Polusi Jakarta, media, dan Jokowi

Kompas harus punya tandingan lebih dari satu. Orang bisa bosan kalau liputan bagus dan kuat hanya muncul dari satu media.

▒ Lama baca < 1 menit

Liputan Kompas.id tentang kualitas udara Jakarta

Mungkin hanya kebetulan, setelah sepekan Kompas.id menyodorkan polusi Jakarta dengan data dan foto kuat akhirnya Presiden Jokowi membahasnya dalam rapat hari ini (Senin, 14/8/2023).

Seingat saya ini bukan pertama kali. Beberapa serial berita Kompas tentang tema tertentu, yang berbeda dari media lain, mendapat perhatian dari pihak yang berkepentingan, terutama pemerintah.
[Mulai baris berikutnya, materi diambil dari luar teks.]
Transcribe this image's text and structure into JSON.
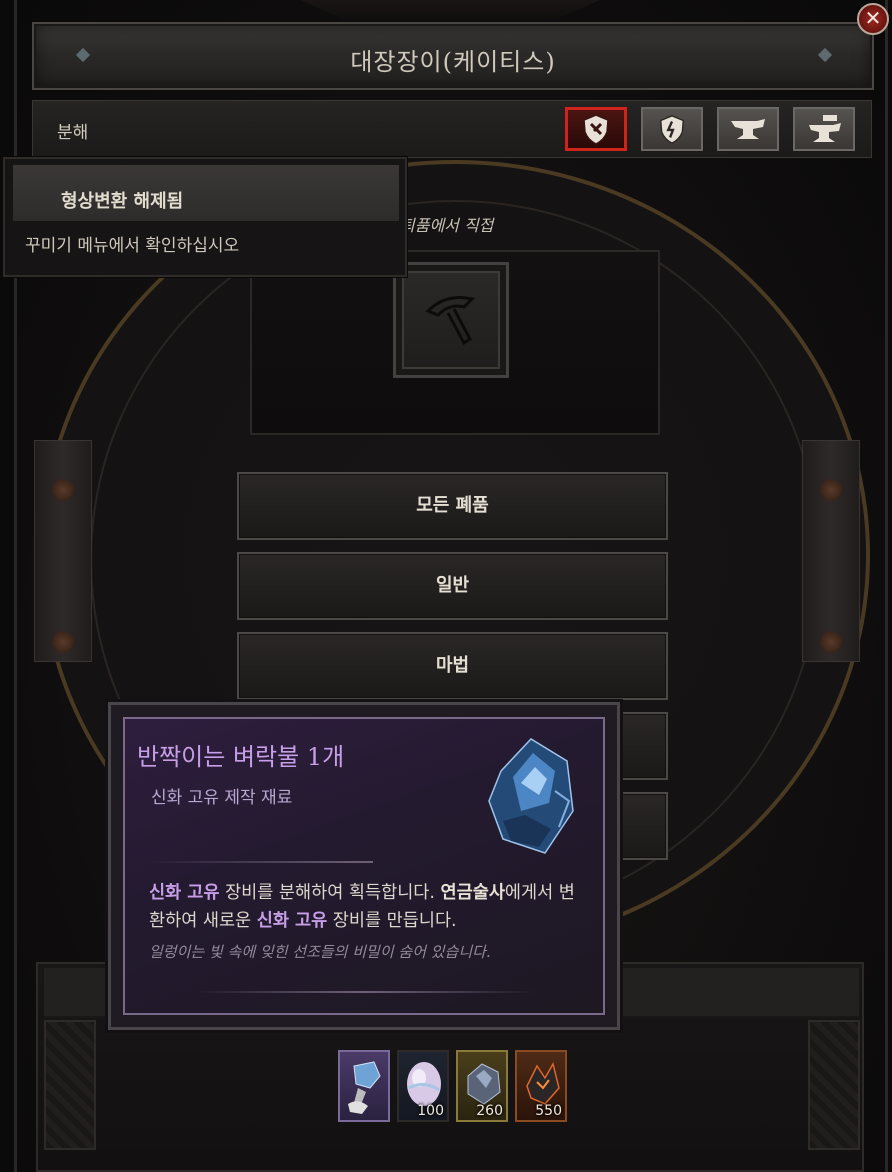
{
  "window": {
    "title": "대장장이(케이티스)",
    "close_label": "✕"
  },
  "tab_bar": {
    "label": "분해",
    "tabs": [
      {
        "name": "salvage",
        "active": true
      },
      {
        "name": "upgrade",
        "active": false
      },
      {
        "name": "anvil",
        "active": false
      },
      {
        "name": "imprint",
        "active": false
      }
    ]
  },
  "info_text": "퇴품에서 직접",
  "unlock_tooltip": {
    "title": "형상변환 해제됨",
    "body": "꾸미기 메뉴에서 확인하십시오"
  },
  "salvage_buttons": [
    {
      "label": "모든 폐품"
    },
    {
      "label": "일반"
    },
    {
      "label": "마법"
    }
  ],
  "item_tooltip": {
    "name": "반짝이는 벼락불 1개",
    "subtitle": "신화 고유 제작 재료",
    "desc_part1_hl": "신화 고유",
    "desc_part2": " 장비를 분해하여 획득합니다. ",
    "desc_part3_bold": "연금술사",
    "desc_part4": "에게서 변환하여 새로운 ",
    "desc_part5_hl": "신화 고유",
    "desc_part6": " 장비를 만듭니다.",
    "flavor": "일렁이는 빛 속에 잊힌 선조들의 비밀이 숨어 있습니다.",
    "name_color": "#c79ee8"
  },
  "materials": [
    {
      "name": "shimmering-hammer-icon",
      "count": ""
    },
    {
      "name": "pearl-egg-icon",
      "count": "100"
    },
    {
      "name": "crystal-ore-icon",
      "count": "260"
    },
    {
      "name": "fire-crystal-icon",
      "count": "550"
    }
  ],
  "colors": {
    "accent_red": "#d0231b",
    "mythic_purple": "#c79ee8"
  }
}
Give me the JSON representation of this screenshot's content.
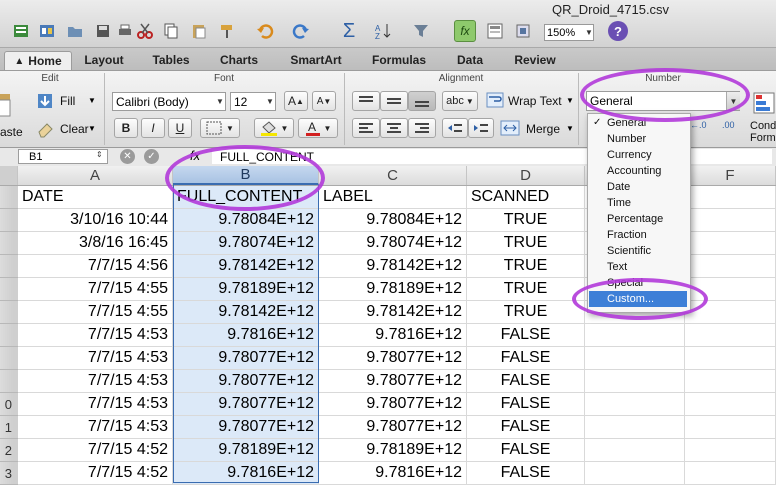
{
  "window": {
    "title": "QR_Droid_4715.csv"
  },
  "toolbar": {
    "zoom_value": "150%"
  },
  "tabs": [
    "Home",
    "Layout",
    "Tables",
    "Charts",
    "SmartArt",
    "Formulas",
    "Data",
    "Review"
  ],
  "ribbon": {
    "groups": {
      "edit": "Edit",
      "font": "Font",
      "alignment": "Alignment",
      "number": "Number"
    },
    "paste_label": "aste",
    "fill_label": "Fill",
    "clear_label": "Clear",
    "font_name": "Calibri (Body)",
    "font_size": "12",
    "bold": "B",
    "italic": "I",
    "underline": "U",
    "increase_font": "A",
    "decrease_font": "A",
    "abc_label": "abc",
    "wrap_text_label": "Wrap Text",
    "merge_label": "Merge",
    "number_format_value": "General",
    "cond_label_1": "Cond",
    "cond_label_2": "Form"
  },
  "formula_bar": {
    "cell_ref": "B1",
    "fx_label": "fx",
    "content": "FULL_CONTENT"
  },
  "sheet": {
    "columns": [
      "A",
      "B",
      "C",
      "D",
      "E",
      "F"
    ],
    "row_numbers": [
      "",
      "",
      "",
      "",
      "",
      "",
      "",
      "",
      "",
      "0",
      "1",
      "2",
      "3"
    ],
    "rows": [
      [
        "DATE",
        "FULL_CONTENT",
        "LABEL",
        "SCANNED"
      ],
      [
        "3/10/16 10:44",
        "9.78084E+12",
        "9.78084E+12",
        "TRUE"
      ],
      [
        "3/8/16 16:45",
        "9.78074E+12",
        "9.78074E+12",
        "TRUE"
      ],
      [
        "7/7/15 4:56",
        "9.78142E+12",
        "9.78142E+12",
        "TRUE"
      ],
      [
        "7/7/15 4:55",
        "9.78189E+12",
        "9.78189E+12",
        "TRUE"
      ],
      [
        "7/7/15 4:55",
        "9.78142E+12",
        "9.78142E+12",
        "TRUE"
      ],
      [
        "7/7/15 4:53",
        "9.7816E+12",
        "9.7816E+12",
        "FALSE"
      ],
      [
        "7/7/15 4:53",
        "9.78077E+12",
        "9.78077E+12",
        "FALSE"
      ],
      [
        "7/7/15 4:53",
        "9.78077E+12",
        "9.78077E+12",
        "FALSE"
      ],
      [
        "7/7/15 4:53",
        "9.78077E+12",
        "9.78077E+12",
        "FALSE"
      ],
      [
        "7/7/15 4:53",
        "9.78077E+12",
        "9.78077E+12",
        "FALSE"
      ],
      [
        "7/7/15 4:52",
        "9.78189E+12",
        "9.78189E+12",
        "FALSE"
      ],
      [
        "7/7/15 4:52",
        "9.7816E+12",
        "9.7816E+12",
        "FALSE"
      ]
    ]
  },
  "number_format_menu": {
    "checkmark": "✓",
    "items": [
      "General",
      "Number",
      "Currency",
      "Accounting",
      "Date",
      "Time",
      "Percentage",
      "Fraction",
      "Scientific",
      "Text",
      "Special",
      "Custom..."
    ],
    "selected": "General",
    "highlighted": "Custom..."
  },
  "accent_colors": {
    "highlight_oval": "#b13ad9",
    "menu_highlight": "#3d7fd7",
    "selected_column": "#dce9f8"
  }
}
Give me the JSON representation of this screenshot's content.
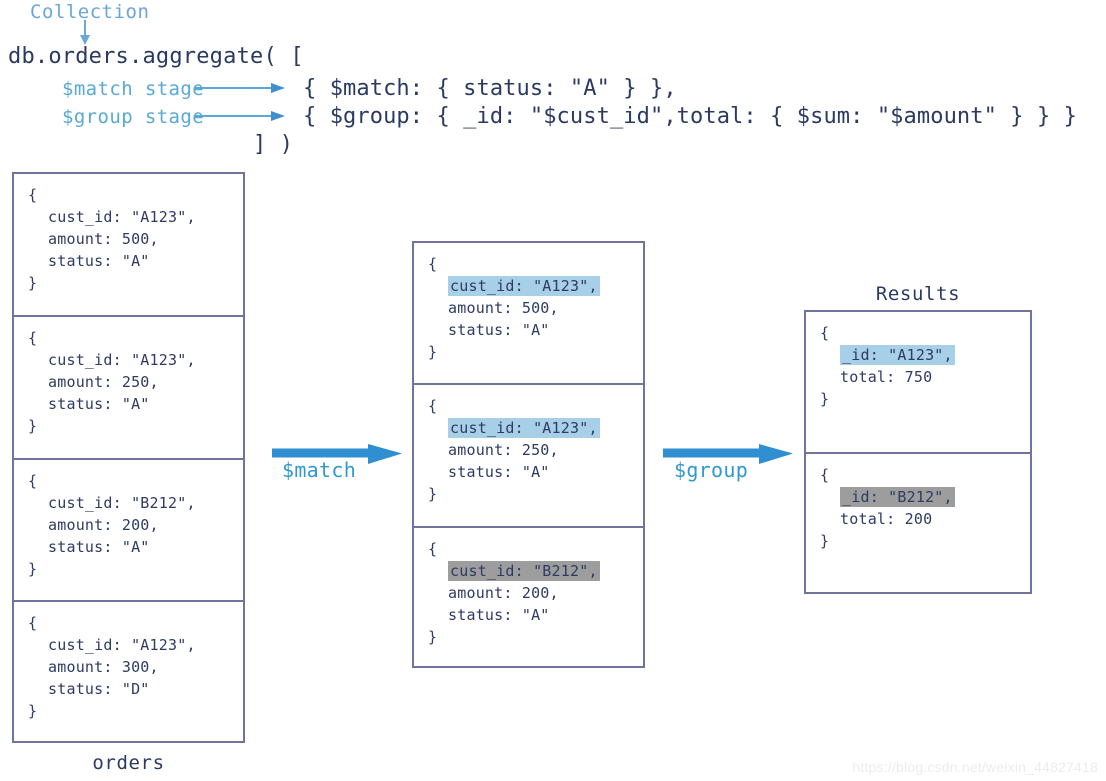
{
  "diagram": {
    "title": "MongoDB aggregation pipeline",
    "colors": {
      "box_border": "#70749c",
      "text": "#2e3b63",
      "annotation_blue": "#5aa8d6",
      "arrow_blue": "#2f8fd0",
      "highlight_blue": "#a8cfe8",
      "highlight_gray": "#9d9d9d"
    }
  },
  "code": {
    "collection_label": "Collection",
    "line_1": "db.orders.aggregate( [",
    "match_stage_label": "$match stage",
    "group_stage_label": "$group stage",
    "match_stage_code": "{ $match: { status: \"A\" } },",
    "group_stage_code": "{ $group: { _id: \"$cust_id\",total: { $sum: \"$amount\" } } }",
    "closing": "] )"
  },
  "orders": {
    "caption": "orders",
    "documents": [
      {
        "open": "{",
        "lines": [
          {
            "text": "cust_id: \"A123\",",
            "highlight": "none"
          },
          {
            "text": "amount: 500,",
            "highlight": "none"
          },
          {
            "text": "status: \"A\"",
            "highlight": "none"
          }
        ],
        "close": "}"
      },
      {
        "open": "{",
        "lines": [
          {
            "text": "cust_id: \"A123\",",
            "highlight": "none"
          },
          {
            "text": "amount: 250,",
            "highlight": "none"
          },
          {
            "text": "status: \"A\"",
            "highlight": "none"
          }
        ],
        "close": "}"
      },
      {
        "open": "{",
        "lines": [
          {
            "text": "cust_id: \"B212\",",
            "highlight": "none"
          },
          {
            "text": "amount: 200,",
            "highlight": "none"
          },
          {
            "text": "status: \"A\"",
            "highlight": "none"
          }
        ],
        "close": "}"
      },
      {
        "open": "{",
        "lines": [
          {
            "text": "cust_id: \"A123\",",
            "highlight": "none"
          },
          {
            "text": "amount: 300,",
            "highlight": "none"
          },
          {
            "text": "status: \"D\"",
            "highlight": "none"
          }
        ],
        "close": "}"
      }
    ]
  },
  "matched": {
    "caption": "",
    "documents": [
      {
        "open": "{",
        "lines": [
          {
            "text": "cust_id: \"A123\",",
            "highlight": "blue"
          },
          {
            "text": "amount: 500,",
            "highlight": "none"
          },
          {
            "text": "status: \"A\"",
            "highlight": "none"
          }
        ],
        "close": "}"
      },
      {
        "open": "{",
        "lines": [
          {
            "text": "cust_id: \"A123\",",
            "highlight": "blue"
          },
          {
            "text": "amount: 250,",
            "highlight": "none"
          },
          {
            "text": "status: \"A\"",
            "highlight": "none"
          }
        ],
        "close": "}"
      },
      {
        "open": "{",
        "lines": [
          {
            "text": "cust_id: \"B212\",",
            "highlight": "gray"
          },
          {
            "text": "amount: 200,",
            "highlight": "none"
          },
          {
            "text": "status: \"A\"",
            "highlight": "none"
          }
        ],
        "close": "}"
      }
    ]
  },
  "results": {
    "caption": "Results",
    "documents": [
      {
        "open": "{",
        "lines": [
          {
            "text": "_id: \"A123\",",
            "highlight": "blue"
          },
          {
            "text": "total: 750",
            "highlight": "none"
          }
        ],
        "close": "}"
      },
      {
        "open": "{",
        "lines": [
          {
            "text": "_id: \"B212\",",
            "highlight": "gray"
          },
          {
            "text": "total: 200",
            "highlight": "none"
          }
        ],
        "close": "}"
      }
    ]
  },
  "pipeline": {
    "match_label": "$match",
    "group_label": "$group"
  },
  "watermark": {
    "text": "https://blog.csdn.net/weixin_44827418"
  }
}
Liputan Kompas.id tentang kualitas udara Jakarta

Apalagi Kompas terasa kian tegas, jelas keberpihakannya. Dalam masalah polusi udara, media Palmerah itu berpihak pada rakyat. Memang, kualitas udara Jakarta Raya bukan isu baru, namun sekian lama tak tertangani serius, padahal dampak buruknya terus meningkat.

Liputan Kompas.id tentang kualitas udara Jakarta

Tetapi bagi saya ada yang mengganjal. Kenapa Kompas sering sendirian mengangkat sebuah topik? Rasanya kok ada ketimpangan dalam dunia media.

Tak semua penerbit media yang punya duit bersedia mengongkosi kerja jurnalistik ala Kompas. Saat ini setahu saya media yang punya beberapa fotografer bagus hanya Kompas. Jangan tanya kenapa media kecil tak punya drone dan tak sanggup membeli peralatan fotografi yang layak plus membiayai peliputan. Oh ya, tambah lagi: kenapa tak semua media bersedia membiayai litbang untuk riset, hasilnya menjadi berita.

Liputan Kompas.id tentang kualitas udara Jakarta

Kompas harus punya tandingan lebih dari satu. Orang bisa bosan kalau liputan bagus dan kuat hanya muncul dari satu media umum dan media alternatif yang kadang seperti suara LSM namun sedikit pembacanya.

Liputan Kompas.id tentang kualitas udara Jakarta

Di kalangan media ada yang berpendapat, buat apa punya sumber daya setara Kompas kalau trafik rendah dan isi laporan tak dapat memengaruhi penentu kebijakan publik. Berita artis cerai dan pamer gaya hidup di medsos lebih laku dijual.

Akhirnya diakui juga, ini persoalan trafik, iklan, dan cuan

Publisher rights: Maunya media dan maunya publik yang bagaimana?

3 Comments

junianto Selasa 15 Agustus 2023 ~ 12.06 Reply

Andai soal memengaruhi penentu kebijakan publik masuk dalam KPI, para pekerja media pasti berlomba-lomba bikin kontennya. Tapi, berapa banyak orang media yang masih peduli soal memengaruhi penentu kebijakan publik bila “agama” mereka adalah trafik, pageviews, dan kawan-kawannya?

Peran memengaruhi penentu kebijakan publik malah diambil alih oleh netizen melalu media sosial.

Pemilik Blog Selasa 15 Agustus 2023 ~ 14.06 Reply

1. Tak ada yang salah dengan kebutuhan trafik seperti halnya media cetak dulu berpikir tiras

2. Benar dan betul, media sosial lebih berperan sebagai pemengaruh bahkan sampai ke petisi di Change. Medsos juga sangat berperan sebagai penggema konten media berita dalam isu tertentu dan memperkaya bahasannya.

Apakah media masih punya peran ya terserah orang media, mosok cuma mengamplifikasi konten medsos. 🤭

Anehnya, sejumlah media dibiayai para juragan, termasuk juragan yang main politik. Jadi bukan media yang bertolak dari niat jurnalistik lalu jadi besar — dan sebagian kini menyurut.

CT, HT, SP, adalah juragan yang punya media. Lippo juga. Djarum juga. TW pernah punya. Sugar Group juga.